La condition d'acquittement d'un prévenu est identique à la disposition de l'article 81(a) du Code pénal – en ce qui concerne l'obligation d'un plaignant envers un prévenu acquitté – et à l'article 80(a) de la loi, et donc les propos du juge A. Goldberg sont directement pertinents pour notre affaire. En effet, on peut soutenir qu'il existe une différence entre les dispositions des articles 80 et 81 du Code pénal ; que l'acquittement d'un prévenu tel que prévu à l'article 80 inclut également l'acquittement du doute, et que dans certaines circonstances il sera également possible d'acquitter un tel acquittement afin de conférer des motifs pour recevoir indemnisation et indemnisation de l'État, au moins partiellement. Cependant, nous ne conviendrons pas que le type et la nature de l'acquittement ne constituent pas une contrepartie audétriment du tribunal s'il statue et s'il n'accorde pas indemnité et indemnisation au défendeur acquitté. Voir aussi les propos du juge A. Goldberg dans l'affaire Reich [8], aux pages 492-493.

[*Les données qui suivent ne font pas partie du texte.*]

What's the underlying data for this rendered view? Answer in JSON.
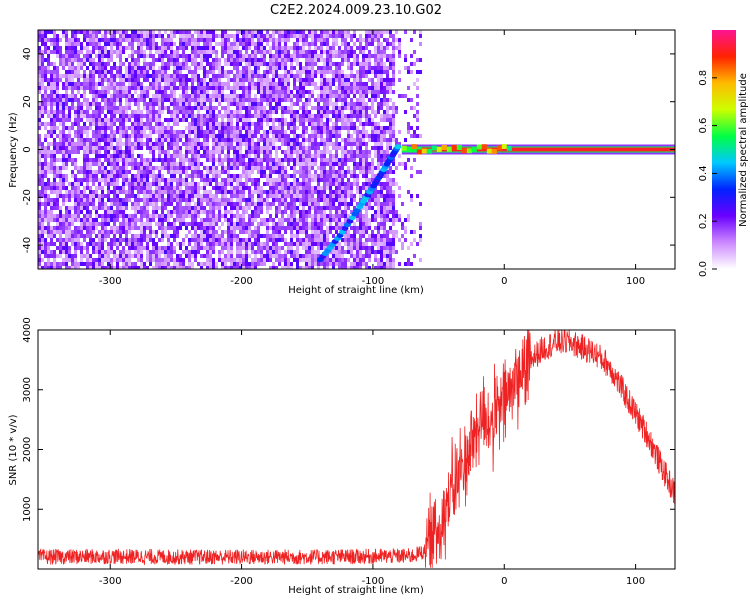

- En Parashat Macmillan [18] Une bataille acharnée a été menée autour de la question de l'effet qu'un acquittement « complet » aurait sur le droit du défendeur à recevoir indemnité et indemnisation de l'État. L'opinion majoritaire (Juge Dorner Et le juge Englard) a été jugé qu'un acquittement absolu justifie, en principe, l'indemnisation et l'indemnisation du défendeur. Pour reprendre les mots de Juge Dorner (Nom, p. 303):
... Je suis d'avis qu 'un acquittement complet de l'accusation – par opposition à un acquittement pour doute – justifie, en règle générale, le paiement des frais de défense au prévenu, ainsi que l'indemnisation due à l'arrestation ou à l'emprisonnement.